Like the screen response, general navigation of the phone is typical for it’s specification. It is a little slow, but on the whole it seemed stable enough in operation, being mercifully free from crashes in our tests, although we did hit some errors from Facebook for INQ Mobile when restarting the phone. A selection of gestures are available, so you can select actions for swipe up, swipe down and double tap. Usefully, you can use one of these to open the dialler, something that by default doesn't find itself represented on the default homescreen. Call quality was fine and we had no problems with call quality. The external speaker is a little tinny, but we're neither surprised or bothered about that.

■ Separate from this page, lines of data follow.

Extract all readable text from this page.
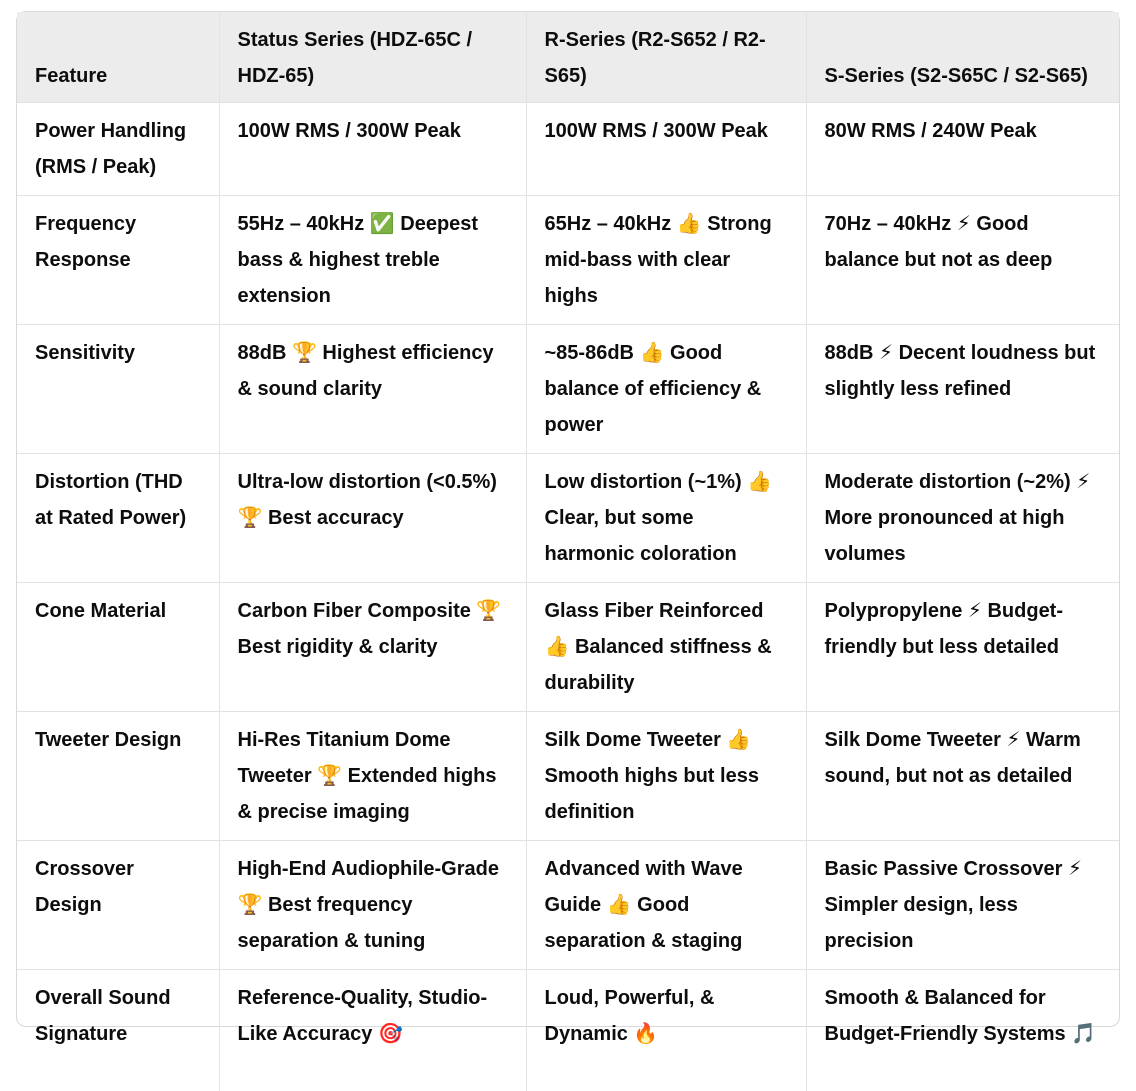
Feature	Status Series (HDZ-65C / HDZ-65)	R-Series (R2-S652 / R2-S65)	S-Series (S2-S65C / S2-S65)
Power Handling (RMS / Peak)	100W RMS / 300W Peak	100W RMS / 300W Peak	80W RMS / 240W Peak
Frequency Response	55Hz – 40kHz ✅ Deepest bass & highest treble extension	65Hz – 40kHz 👍 Strong mid-bass with clear highs	70Hz – 40kHz ⚡ Good balance but not as deep
Sensitivity	88dB 🏆 Highest efficiency & sound clarity	~85-86dB 👍 Good balance of efficiency & power	88dB ⚡ Decent loudness but slightly less refined
Distortion (THD at Rated Power)	Ultra-low distortion (<0.5%) 🏆 Best accuracy	Low distortion (~1%) 👍 Clear, but some harmonic coloration	Moderate distortion (~2%) ⚡ More pronounced at high volumes
Cone Material	Carbon Fiber Composite 🏆 Best rigidity & clarity	Glass Fiber Reinforced 👍 Balanced stiffness & durability	Polypropylene ⚡ Budget-friendly but less detailed
Tweeter Design	Hi-Res Titanium Dome Tweeter 🏆 Extended highs & precise imaging	Silk Dome Tweeter 👍 Smooth highs but less definition	Silk Dome Tweeter ⚡ Warm sound, but not as detailed
Crossover Design	High-End Audiophile-Grade 🏆 Best frequency separation & tuning	Advanced with Wave Guide 👍 Good separation & staging	Basic Passive Crossover ⚡ Simpler design, less precision
Overall Sound Signature	Reference-Quality, Studio-Like Accuracy 🎯	Loud, Powerful, & Dynamic 🔥	Smooth & Balanced for Budget-Friendly Systems 🎵
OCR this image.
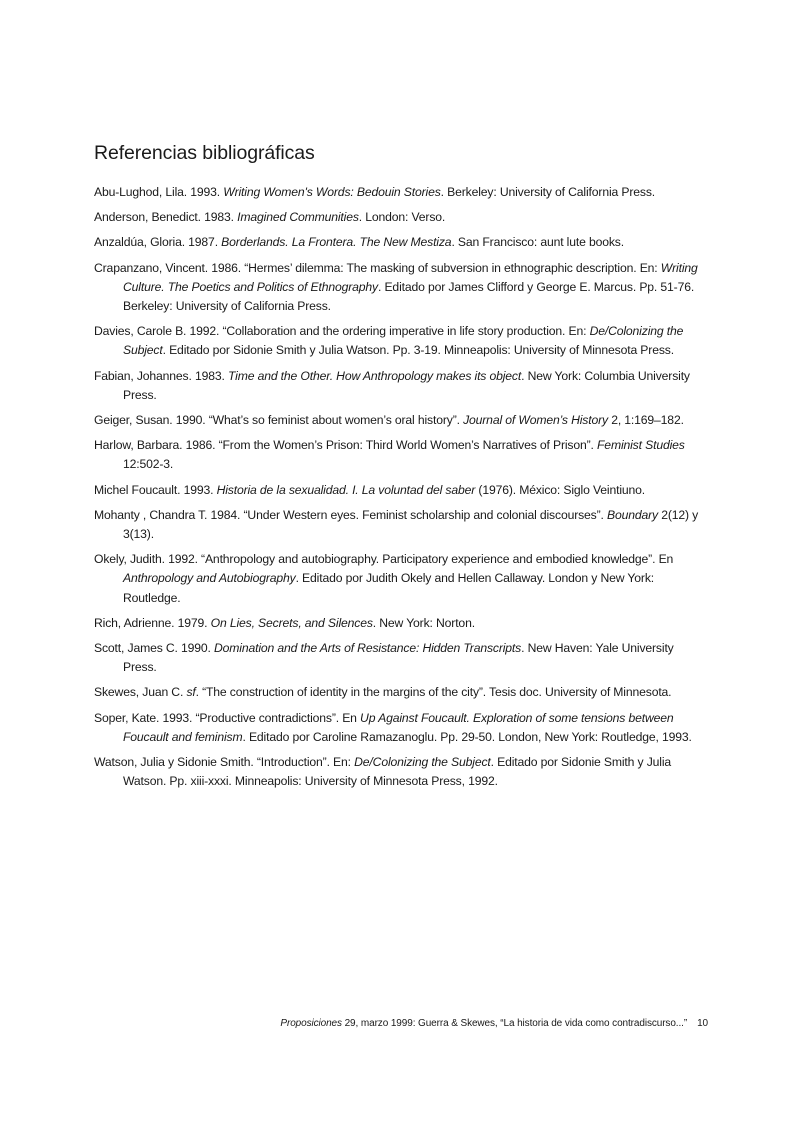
Referencias bibliográficas

Abu-Lughod, Lila. 1993. Writing Women's Words: Bedouin Stories. Berkeley: University of California Press.

Anderson, Benedict. 1983. Imagined Communities. London: Verso.

Anzaldúa, Gloria. 1987. Borderlands. La Frontera. The New Mestiza. San Francisco: aunt lute books.

Crapanzano, Vincent. 1986. “Hermes’ dilemma: The masking of subversion in ethnographic description. En: Writing Culture. The Poetics and Politics of Ethnography. Editado por James Clifford y George E. Marcus. Pp. 51-76. Berkeley: University of California Press.

Davies, Carole B. 1992. “Collaboration and the ordering imperative in life story production. En: De/Colonizing the Subject. Editado por Sidonie Smith y Julia Watson. Pp. 3-19. Minneapolis: University of Minnesota Press.

Fabian, Johannes. 1983. Time and the Other. How Anthropology makes its object. New York: Columbia University Press.

Geiger, Susan. 1990. “What’s so feminist about women’s oral history”. Journal of Women’s History 2, 1:169–182.

Harlow, Barbara. 1986. “From the Women’s Prison: Third World Women’s Narratives of Prison”. Feminist Studies 12:502-3.

Michel Foucault. 1993. Historia de la sexualidad. I. La voluntad del saber (1976). México: Siglo Veintiuno.

Mohanty , Chandra T. 1984. “Under Western eyes. Feminist scholarship and colonial discourses”. Boundary 2(12) y 3(13).

Okely, Judith. 1992. “Anthropology and autobiography. Participatory experience and embodied knowledge”. En Anthropology and Autobiography. Editado por Judith Okely and Hellen Callaway. London y New York: Routledge.

Rich, Adrienne. 1979. On Lies, Secrets, and Silences. New York: Norton.

Scott, James C. 1990. Domination and the Arts of Resistance: Hidden Transcripts. New Haven: Yale University Press.

Skewes, Juan C. sf. “The construction of identity in the margins of the city”. Tesis doc. University of Minnesota.

Soper, Kate. 1993. “Productive contradictions”. En Up Against Foucault. Exploration of some tensions between Foucault and feminism. Editado por Caroline Ramazanoglu. Pp. 29-50. London, New York: Routledge, 1993.

Watson, Julia y Sidonie Smith. “Introduction”. En: De/Colonizing the Subject. Editado por Sidonie Smith y Julia Watson. Pp. xiii-xxxi. Minneapolis: University of Minnesota Press, 1992.

Proposiciones 29, marzo 1999: Guerra & Skewes, “La historia de vida como contradiscurso...” 10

What doesn’t stand up so well, given it’s specification, is the battery life. This took us by surprise as many entry-level devices cope better - smaller screens and lower power hardware draw less juice from the battery - although the INQ Cloud Touch’s display is a little on the dark side too. Even so, the INQ Cloud Touch left us with a dead battery mid afternoon on several occasions, which was somewhat unexpected. This is the sort of problem that can affect the likes of the HTC Desire HD or the LG Optimus 2X and we expect more from the INQ Cloud Touch’s battery life.
We also found the Wi-Fi sometimes needed prompting to be reliable. Far too often we started looking something up to find that it hadn't connected to our Wi-Fi network. Despite being logged in to both our home networks, it seemed to ignore them. INQ offer a Wi-Fi manager setting that is supposed to intelligently detect when and where it should activate Wi-Fi, but we ended up turning it off.
Overall the INQ Cloud Touch offers up an interesting twist on Android: this isn’t a copycat device, it is original in its design and there are some very positive benefits that INQ have brought to the table. The info button is really useful, the look and feel of the Facebook widgets make Facebook more immediate and if you’re a Spotify user then the direct Spotify control will bring a smile to your face.
However, there is scope to take this further and we believe that these things are already on the INQ radar. Social integration beyond Facebook seems a no brainer and we’d love to see some juicy Twitter widgets. INQ Type is begging for more functionality and it is easily added.
Is it only for Facebook fans? Not necessarily, but the presentation of Facebook is one of the unique benefits that INQ offer you in Cloud Touch. If you fancy the phone because it is affordable you can easily remove many of the Facebook items if you don’t want them, but then you are left with a number of phones that offer a similar experience, with Spotify and SwiftKey available from the Android Market to reproduce some of what INQ have added here.
We’d love to see INQ tackle a higher-power device, weave a little magic into a more comprehensive multimedia offering, but as it is, the INQ Cloud Touch’s performance is befitting of its affordable price, even if its battery life isn’t.